Title: Carboxyl-terminated PAMAM dendrimer interaction with 1-palmitoyl-2-oleoyl phosphocholine bilayers Authors
Submitted to: Biochimica et Biophysica Acta
Publication Type: Peer Reviewed Journal
Publication Acceptance Date: August 16, 2013
Publication Date: January 1, 2014
Citation: Evans, K.O., Laszlo, J.A., Compton, D.L. 2014. Carboxyl-terminated PAMAM dendrimer interaction with 1-palmitoyl-2-oleoyl phosphocholine bilayers. Biochimica et Biophysica Acta. 1838(1,Pt.B):445-455. Interpretive Summary: This work explores and details the basic interactions between two environmentally friendly delivery systems of active agents, liposomes, and dendrimers. Our objective is to develop novel types of nano-structured platforms for timed-release of beneficial active agents for use in human skin care, veterinary medicine, and agriculture. Our current research demonstrates that dendrimers functionalized with a carboxyl endgroup have a size-dependent interaction with liposomes. Our results demonstrate that a larger dendrimer interacted most favorably to form a combined delivery system with liposomes.
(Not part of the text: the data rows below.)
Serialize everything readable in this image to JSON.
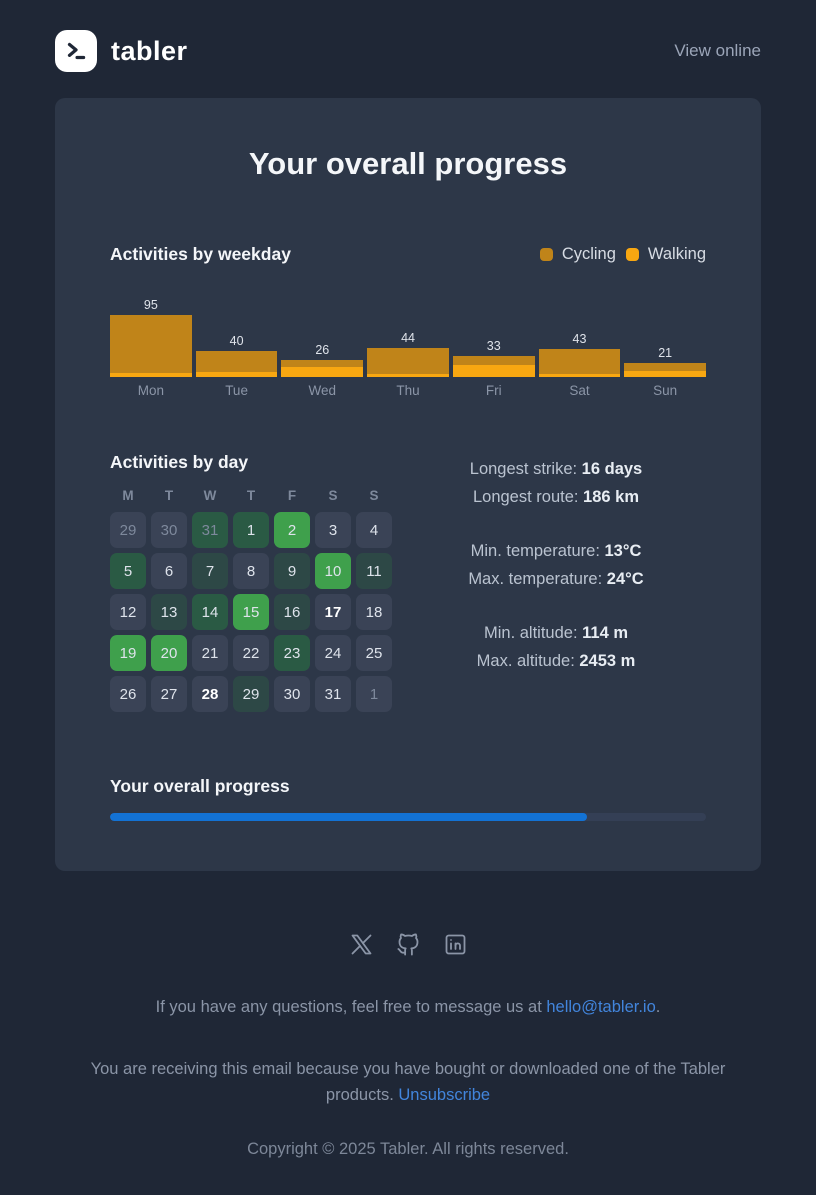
{
  "header": {
    "brand": "tabler",
    "view_online": "View online"
  },
  "card": {
    "title": "Your overall progress"
  },
  "weekday_section": {
    "heading": "Activities by weekday",
    "legend": [
      {
        "label": "Cycling",
        "color": "#c08419"
      },
      {
        "label": "Walking",
        "color": "#f8a711"
      }
    ]
  },
  "chart_data": {
    "type": "bar",
    "stacked": true,
    "title": "Activities by weekday",
    "categories": [
      "Mon",
      "Tue",
      "Wed",
      "Thu",
      "Fri",
      "Sat",
      "Sun"
    ],
    "totals": [
      95,
      40,
      26,
      44,
      33,
      43,
      21
    ],
    "series": [
      {
        "name": "Cycling",
        "color": "#c08419",
        "values": [
          89,
          32,
          10,
          39,
          15,
          38,
          11
        ]
      },
      {
        "name": "Walking",
        "color": "#f8a711",
        "values": [
          6,
          8,
          16,
          5,
          18,
          5,
          10
        ]
      }
    ],
    "ylim": [
      0,
      95
    ],
    "value_labels": true,
    "legend_position": "top-right",
    "grid": false
  },
  "day_section": {
    "heading": "Activities by day",
    "weekday_headers": [
      "M",
      "T",
      "W",
      "T",
      "F",
      "S",
      "S"
    ],
    "level_colors": {
      "none": "#3a4356",
      "low": "#2d4846",
      "medium": "#2a5a44",
      "high": "#3fa04c"
    },
    "days": [
      {
        "d": "29",
        "level": "none",
        "muted": true
      },
      {
        "d": "30",
        "level": "none",
        "muted": true
      },
      {
        "d": "31",
        "level": "medium",
        "muted": true
      },
      {
        "d": "1",
        "level": "medium"
      },
      {
        "d": "2",
        "level": "high"
      },
      {
        "d": "3",
        "level": "none"
      },
      {
        "d": "4",
        "level": "none"
      },
      {
        "d": "5",
        "level": "medium"
      },
      {
        "d": "6",
        "level": "none"
      },
      {
        "d": "7",
        "level": "low"
      },
      {
        "d": "8",
        "level": "none"
      },
      {
        "d": "9",
        "level": "low"
      },
      {
        "d": "10",
        "level": "high"
      },
      {
        "d": "11",
        "level": "low"
      },
      {
        "d": "12",
        "level": "none"
      },
      {
        "d": "13",
        "level": "low"
      },
      {
        "d": "14",
        "level": "medium"
      },
      {
        "d": "15",
        "level": "high"
      },
      {
        "d": "16",
        "level": "low"
      },
      {
        "d": "17",
        "level": "none",
        "bold": true
      },
      {
        "d": "18",
        "level": "none"
      },
      {
        "d": "19",
        "level": "high"
      },
      {
        "d": "20",
        "level": "high"
      },
      {
        "d": "21",
        "level": "none"
      },
      {
        "d": "22",
        "level": "none"
      },
      {
        "d": "23",
        "level": "medium"
      },
      {
        "d": "24",
        "level": "none"
      },
      {
        "d": "25",
        "level": "none"
      },
      {
        "d": "26",
        "level": "none"
      },
      {
        "d": "27",
        "level": "none"
      },
      {
        "d": "28",
        "level": "none",
        "bold": true
      },
      {
        "d": "29",
        "level": "low"
      },
      {
        "d": "30",
        "level": "none"
      },
      {
        "d": "31",
        "level": "none"
      },
      {
        "d": "1",
        "level": "none",
        "muted": true
      }
    ]
  },
  "stats": {
    "groups": [
      [
        {
          "label": "Longest strike:",
          "value": "16 days"
        },
        {
          "label": "Longest route:",
          "value": "186 km"
        }
      ],
      [
        {
          "label": "Min. temperature:",
          "value": "13°C"
        },
        {
          "label": "Max. temperature:",
          "value": "24°C"
        }
      ],
      [
        {
          "label": "Min. altitude:",
          "value": "114 m"
        },
        {
          "label": "Max. altitude:",
          "value": "2453 m"
        }
      ]
    ]
  },
  "progress_section": {
    "heading": "Your overall progress",
    "percent": 80,
    "color": "#1372d4"
  },
  "footer": {
    "social_icons": [
      "x",
      "github",
      "linkedin"
    ],
    "line1_prefix": "If you have any questions, feel free to message us at ",
    "line1_link": "hello@tabler.io",
    "line1_suffix": ".",
    "line2_prefix": "You are receiving this email because you have bought or downloaded one of the Tabler products. ",
    "line2_link": "Unsubscribe",
    "copyright": "Copyright © 2025 Tabler. All rights reserved."
  }
}
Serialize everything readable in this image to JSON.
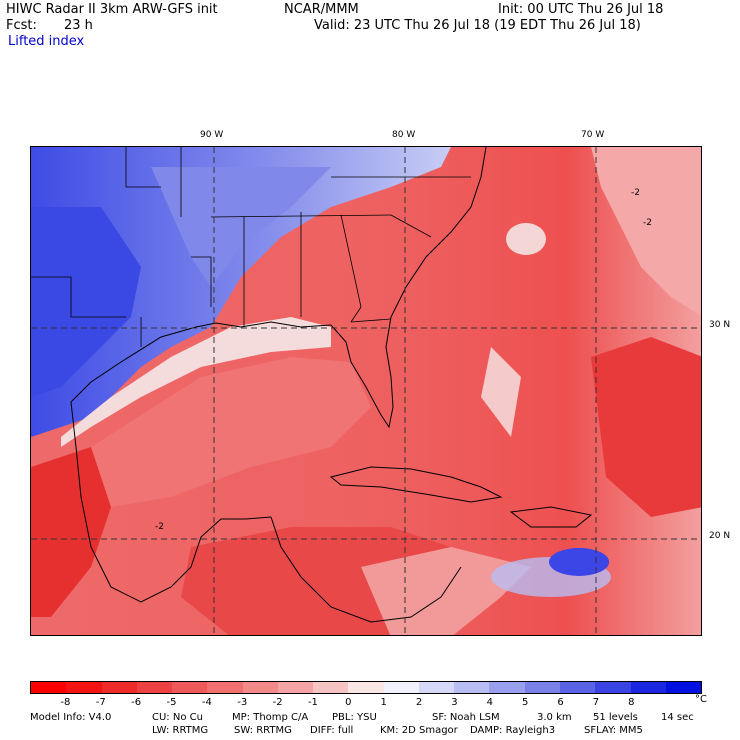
{
  "header": {
    "model_title": "HIWC Radar II 3km ARW-GFS init",
    "org": "NCAR/MMM",
    "init": "Init: 00 UTC Thu 26 Jul 18",
    "fcst_label": "Fcst:",
    "fcst_value": "23 h",
    "valid": "Valid: 23 UTC Thu 26 Jul 18 (19 EDT Thu 26 Jul 18)",
    "field_name": "Lifted index"
  },
  "map": {
    "lon_labels": [
      "90 W",
      "80 W",
      "70 W"
    ],
    "lat_labels": [
      "30 N",
      "20 N"
    ],
    "contour_labels": [
      "-2",
      "-2",
      "-2"
    ],
    "colors": {
      "land_stable": "#5060e8",
      "neutral": "#f4dada",
      "mild": "#f39a9a",
      "moderate": "#ee6666",
      "strong": "#e43535",
      "ocean_deep": "#f07e7e"
    }
  },
  "legend": {
    "unit": "°C",
    "ticks": [
      "-8",
      "-7",
      "-6",
      "-5",
      "-4",
      "-3",
      "-2",
      "-1",
      "0",
      "1",
      "2",
      "3",
      "4",
      "5",
      "6",
      "7",
      "8"
    ],
    "colors": [
      "#ff0000",
      "#f41313",
      "#ee2a2a",
      "#ed4242",
      "#ef5959",
      "#f07070",
      "#f28a8a",
      "#f4a4a4",
      "#f7c4c4",
      "#fbe6e6",
      "#f2f2fc",
      "#d6d8f8",
      "#b8bdf3",
      "#9aa0ee",
      "#7a82ea",
      "#5a62e6",
      "#3a44e2",
      "#1a26e0",
      "#0010e0"
    ]
  },
  "footer": {
    "line1": [
      "Model Info: V4.0",
      "CU: No Cu",
      "MP: Thomp C/A",
      "PBL: YSU",
      "SF: Noah LSM",
      "3.0 km",
      "51 levels",
      "14 sec"
    ],
    "line2": [
      "LW: RRTMG",
      "SW: RRTMG",
      "DIFF: full",
      "KM: 2D Smagor",
      "DAMP: Rayleigh3",
      "SFLAY: MM5"
    ]
  }
}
This work will benefit fellow scientists exploring designs for nano-structured delivery systems.
Technical Abstract: Polycationic polymers and liposomes have a great potential use as individual drug delivery systems and greater potential as a combined drug delivery system. Thus, it is important to better understand the interactions of polymers with phospholipid bilayers. A mechanistic study of carboxyl-terminated poly(amindoamine) (PAMAM) dendrimers interaction with 1-palmitoyl-2-oleoyl-phosphatidylcholine (POPC) bilayer using fluorescence leakage and quartz crystal microbalance with dissipation monitoring (QCMD) was conducted. Fluorescence leakage experiments demonstrated that carboxyl-terminated generation 2 (G2) dendrimers caused increased vesicle leakage with increasing dendrimer concentration over a 0 to 20 micro range. Generation 5 (G5), on the other hand, reduced leakage over the same concentration range, presumably by increasing lipid packing. QCMD measurements demonstrated that G2 weakly and reversibly (dynamically) bound to supported bilayers, resulting in minor lipid loss. In contrast, G5 binding was strong and permanent (static) with no bilayer mass loss.